I continue to see an appetite for these forms of revenue raisers, as well as the exact things we would spend that money on between the state Assembly and the state Senate. And I think it’s that partnership that will be key in delivering this economic agenda for New Yorkers.
David Sirota:
If you win, what do you think Democrats across the country should take away from that win?
Zohran Mamdani:
I would say it’s premature for me to announce that with seven days to go until the election, but I would tell you that in addition to being a city with a proud progressive history, we are also the wealthiest city and the wealthiest country in the history of the world. This is, in many ways, the heart of the battle for the future of the Democratic Party — a battle between cosmopolitan finance and the ideal that brought so many to call themselves Democrats in the first place, a commitment to the working class.

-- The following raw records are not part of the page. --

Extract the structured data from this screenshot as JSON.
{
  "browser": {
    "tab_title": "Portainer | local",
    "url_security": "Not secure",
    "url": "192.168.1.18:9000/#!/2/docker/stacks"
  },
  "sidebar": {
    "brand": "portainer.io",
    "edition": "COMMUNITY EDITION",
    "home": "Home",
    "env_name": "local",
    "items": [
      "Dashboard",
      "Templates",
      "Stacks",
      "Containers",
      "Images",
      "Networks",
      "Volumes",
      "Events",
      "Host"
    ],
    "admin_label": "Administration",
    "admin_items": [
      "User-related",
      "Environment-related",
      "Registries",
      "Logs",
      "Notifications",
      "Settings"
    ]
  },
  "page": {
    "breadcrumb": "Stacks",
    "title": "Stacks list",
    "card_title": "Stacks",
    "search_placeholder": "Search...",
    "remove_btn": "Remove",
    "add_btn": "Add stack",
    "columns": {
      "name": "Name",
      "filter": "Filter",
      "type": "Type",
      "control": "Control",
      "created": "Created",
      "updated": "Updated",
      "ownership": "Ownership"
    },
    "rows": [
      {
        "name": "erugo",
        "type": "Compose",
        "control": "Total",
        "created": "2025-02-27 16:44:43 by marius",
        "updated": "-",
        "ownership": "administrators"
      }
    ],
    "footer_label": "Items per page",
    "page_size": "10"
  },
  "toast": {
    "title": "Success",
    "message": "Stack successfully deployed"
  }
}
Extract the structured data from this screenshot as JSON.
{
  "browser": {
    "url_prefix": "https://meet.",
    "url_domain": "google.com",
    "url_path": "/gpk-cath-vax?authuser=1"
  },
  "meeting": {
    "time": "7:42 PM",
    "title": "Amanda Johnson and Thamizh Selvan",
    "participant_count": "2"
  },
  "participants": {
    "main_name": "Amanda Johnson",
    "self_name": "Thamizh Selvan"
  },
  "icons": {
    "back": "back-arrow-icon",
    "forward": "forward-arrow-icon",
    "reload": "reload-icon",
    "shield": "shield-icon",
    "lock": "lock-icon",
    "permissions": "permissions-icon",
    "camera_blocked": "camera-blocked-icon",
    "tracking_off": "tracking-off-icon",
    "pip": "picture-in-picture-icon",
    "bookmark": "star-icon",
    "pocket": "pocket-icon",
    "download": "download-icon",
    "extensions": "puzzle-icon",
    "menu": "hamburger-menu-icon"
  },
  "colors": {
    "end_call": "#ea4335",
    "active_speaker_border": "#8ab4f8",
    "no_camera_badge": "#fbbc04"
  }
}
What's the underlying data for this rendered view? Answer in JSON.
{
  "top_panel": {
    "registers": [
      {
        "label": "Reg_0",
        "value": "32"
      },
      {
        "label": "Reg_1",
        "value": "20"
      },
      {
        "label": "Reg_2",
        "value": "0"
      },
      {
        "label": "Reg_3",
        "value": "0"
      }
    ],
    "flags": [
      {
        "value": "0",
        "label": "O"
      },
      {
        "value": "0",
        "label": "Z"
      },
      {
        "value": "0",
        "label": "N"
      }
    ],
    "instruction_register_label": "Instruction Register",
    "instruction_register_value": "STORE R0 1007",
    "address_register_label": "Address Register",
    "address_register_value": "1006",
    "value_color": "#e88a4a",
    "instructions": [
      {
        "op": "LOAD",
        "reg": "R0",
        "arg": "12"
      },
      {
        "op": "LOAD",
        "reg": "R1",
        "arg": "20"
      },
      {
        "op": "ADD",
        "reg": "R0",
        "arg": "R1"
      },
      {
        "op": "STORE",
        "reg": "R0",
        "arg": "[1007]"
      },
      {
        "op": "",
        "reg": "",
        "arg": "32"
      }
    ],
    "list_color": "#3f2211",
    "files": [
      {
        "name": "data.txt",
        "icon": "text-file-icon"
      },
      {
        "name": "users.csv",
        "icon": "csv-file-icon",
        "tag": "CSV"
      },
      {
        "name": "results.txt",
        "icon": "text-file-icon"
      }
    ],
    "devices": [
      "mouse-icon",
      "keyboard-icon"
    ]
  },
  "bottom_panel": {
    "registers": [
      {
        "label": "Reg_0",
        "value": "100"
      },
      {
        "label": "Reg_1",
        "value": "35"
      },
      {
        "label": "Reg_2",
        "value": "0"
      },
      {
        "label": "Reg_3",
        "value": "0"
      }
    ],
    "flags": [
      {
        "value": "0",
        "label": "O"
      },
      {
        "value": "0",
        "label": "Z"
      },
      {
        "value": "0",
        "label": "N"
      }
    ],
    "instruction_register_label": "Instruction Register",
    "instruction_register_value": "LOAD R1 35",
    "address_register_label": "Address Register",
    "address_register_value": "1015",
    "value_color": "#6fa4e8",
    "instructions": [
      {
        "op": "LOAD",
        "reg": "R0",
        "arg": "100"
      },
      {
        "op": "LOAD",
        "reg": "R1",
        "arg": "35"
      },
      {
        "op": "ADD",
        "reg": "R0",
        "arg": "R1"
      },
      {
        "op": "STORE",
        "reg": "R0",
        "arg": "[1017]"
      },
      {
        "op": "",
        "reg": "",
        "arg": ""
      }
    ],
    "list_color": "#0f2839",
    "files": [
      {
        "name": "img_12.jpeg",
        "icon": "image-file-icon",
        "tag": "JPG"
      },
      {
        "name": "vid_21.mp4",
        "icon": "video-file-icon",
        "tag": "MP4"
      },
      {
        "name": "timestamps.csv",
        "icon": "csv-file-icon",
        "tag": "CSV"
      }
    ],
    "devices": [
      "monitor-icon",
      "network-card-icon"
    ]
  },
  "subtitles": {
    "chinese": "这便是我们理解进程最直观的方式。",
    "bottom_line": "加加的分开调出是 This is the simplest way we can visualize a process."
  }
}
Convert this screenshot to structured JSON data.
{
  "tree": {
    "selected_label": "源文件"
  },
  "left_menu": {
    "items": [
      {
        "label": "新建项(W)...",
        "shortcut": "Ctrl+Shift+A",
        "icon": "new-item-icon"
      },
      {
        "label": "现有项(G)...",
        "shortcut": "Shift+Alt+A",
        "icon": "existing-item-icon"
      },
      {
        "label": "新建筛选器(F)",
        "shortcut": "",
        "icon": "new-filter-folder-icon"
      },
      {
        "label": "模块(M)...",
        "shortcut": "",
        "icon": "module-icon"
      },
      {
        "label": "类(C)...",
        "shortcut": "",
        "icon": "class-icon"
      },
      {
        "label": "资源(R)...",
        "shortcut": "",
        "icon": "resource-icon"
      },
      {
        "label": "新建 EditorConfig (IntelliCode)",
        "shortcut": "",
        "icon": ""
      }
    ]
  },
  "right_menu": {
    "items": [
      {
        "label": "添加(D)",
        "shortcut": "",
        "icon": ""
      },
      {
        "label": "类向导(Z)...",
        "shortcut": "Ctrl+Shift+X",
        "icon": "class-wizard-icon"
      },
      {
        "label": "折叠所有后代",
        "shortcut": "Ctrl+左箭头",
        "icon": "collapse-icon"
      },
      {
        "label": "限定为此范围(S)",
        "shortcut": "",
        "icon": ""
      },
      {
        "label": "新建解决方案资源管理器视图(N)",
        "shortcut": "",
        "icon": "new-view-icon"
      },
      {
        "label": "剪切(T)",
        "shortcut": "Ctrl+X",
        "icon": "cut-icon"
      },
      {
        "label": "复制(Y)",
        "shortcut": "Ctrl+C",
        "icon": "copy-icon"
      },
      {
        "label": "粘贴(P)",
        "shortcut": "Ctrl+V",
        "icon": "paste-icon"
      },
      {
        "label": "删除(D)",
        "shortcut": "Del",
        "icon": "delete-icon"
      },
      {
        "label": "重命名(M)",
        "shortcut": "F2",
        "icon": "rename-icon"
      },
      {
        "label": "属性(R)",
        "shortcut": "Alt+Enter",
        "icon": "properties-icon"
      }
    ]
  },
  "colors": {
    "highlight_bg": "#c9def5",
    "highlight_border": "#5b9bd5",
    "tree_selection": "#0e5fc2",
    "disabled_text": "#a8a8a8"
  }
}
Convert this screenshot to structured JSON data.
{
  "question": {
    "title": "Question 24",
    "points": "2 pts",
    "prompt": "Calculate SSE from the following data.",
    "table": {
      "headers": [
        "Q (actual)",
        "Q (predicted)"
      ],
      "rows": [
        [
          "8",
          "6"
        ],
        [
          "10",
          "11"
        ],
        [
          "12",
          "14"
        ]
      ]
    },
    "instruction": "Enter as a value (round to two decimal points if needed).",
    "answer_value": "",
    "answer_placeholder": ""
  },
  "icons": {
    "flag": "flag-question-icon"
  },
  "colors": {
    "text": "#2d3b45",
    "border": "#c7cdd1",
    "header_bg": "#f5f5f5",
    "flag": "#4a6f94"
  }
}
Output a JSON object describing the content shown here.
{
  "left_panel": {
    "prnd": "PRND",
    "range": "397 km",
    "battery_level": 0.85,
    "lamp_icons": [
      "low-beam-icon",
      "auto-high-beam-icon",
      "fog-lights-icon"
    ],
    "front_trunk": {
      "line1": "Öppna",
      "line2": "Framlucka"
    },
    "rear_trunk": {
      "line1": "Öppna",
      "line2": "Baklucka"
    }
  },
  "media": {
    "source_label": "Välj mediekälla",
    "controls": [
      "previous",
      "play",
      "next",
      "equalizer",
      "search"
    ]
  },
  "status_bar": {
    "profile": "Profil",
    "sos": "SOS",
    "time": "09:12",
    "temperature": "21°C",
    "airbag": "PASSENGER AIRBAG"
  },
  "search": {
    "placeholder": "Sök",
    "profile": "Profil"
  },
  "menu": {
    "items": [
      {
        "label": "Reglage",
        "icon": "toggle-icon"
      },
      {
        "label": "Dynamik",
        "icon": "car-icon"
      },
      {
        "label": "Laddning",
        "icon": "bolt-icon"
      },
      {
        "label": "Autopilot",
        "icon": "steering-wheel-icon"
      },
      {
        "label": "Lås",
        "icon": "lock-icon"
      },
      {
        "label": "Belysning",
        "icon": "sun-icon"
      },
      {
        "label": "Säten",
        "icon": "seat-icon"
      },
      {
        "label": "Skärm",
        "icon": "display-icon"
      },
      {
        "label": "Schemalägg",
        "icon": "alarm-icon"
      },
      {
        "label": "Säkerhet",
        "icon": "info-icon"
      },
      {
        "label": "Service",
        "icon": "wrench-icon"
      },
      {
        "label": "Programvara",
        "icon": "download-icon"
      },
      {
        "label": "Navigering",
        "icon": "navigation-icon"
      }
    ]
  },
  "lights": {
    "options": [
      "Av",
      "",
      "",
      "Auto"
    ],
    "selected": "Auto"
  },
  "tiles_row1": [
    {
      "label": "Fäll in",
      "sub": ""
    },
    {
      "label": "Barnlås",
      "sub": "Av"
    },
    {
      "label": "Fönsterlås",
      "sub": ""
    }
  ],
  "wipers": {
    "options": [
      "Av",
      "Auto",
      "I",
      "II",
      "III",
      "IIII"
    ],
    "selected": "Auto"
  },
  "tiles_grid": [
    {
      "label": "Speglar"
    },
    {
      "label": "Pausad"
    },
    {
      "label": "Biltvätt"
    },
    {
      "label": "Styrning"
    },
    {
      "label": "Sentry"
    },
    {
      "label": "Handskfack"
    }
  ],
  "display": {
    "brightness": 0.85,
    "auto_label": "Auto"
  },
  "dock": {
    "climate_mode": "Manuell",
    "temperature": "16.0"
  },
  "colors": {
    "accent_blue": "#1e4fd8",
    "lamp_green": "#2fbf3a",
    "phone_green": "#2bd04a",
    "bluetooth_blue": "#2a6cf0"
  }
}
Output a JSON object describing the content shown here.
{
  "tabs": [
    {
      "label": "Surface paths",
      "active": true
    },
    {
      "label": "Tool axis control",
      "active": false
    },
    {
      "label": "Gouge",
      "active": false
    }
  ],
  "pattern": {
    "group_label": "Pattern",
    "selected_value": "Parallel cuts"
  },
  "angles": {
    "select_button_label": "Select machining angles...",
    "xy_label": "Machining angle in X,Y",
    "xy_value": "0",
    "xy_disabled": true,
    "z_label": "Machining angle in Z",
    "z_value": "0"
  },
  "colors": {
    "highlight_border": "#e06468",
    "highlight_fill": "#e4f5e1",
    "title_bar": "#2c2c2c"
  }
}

I think that there is a clear path and a clear precedent for so much of what we’re trying to achieve in our own history in Fiorello LaGuardia, who I would argue is the greatest mayor in our city’s history, as someone who took on twin crises of delivering dignity to the working class New Yorkers had long been denied it and fighting an anti-immigrant animus.
And that’s what we see in this moment: a necessity to take on authoritarianism on the outside and understand democracy not simply being under attack from Washington, but also under attack from within, where more and more New Yorkers do not see themselves in this electoral process, because they don’t see their needs reflected in these very campaigns.
What I’m excited about is that this is a campaign focusing on affordability and also seeking to bring in the very New Yorkers have been left out by virtue of their class, by virtue of their religion, by virtue of their race, to ensure that this city’s election looks a lot more like the city itself.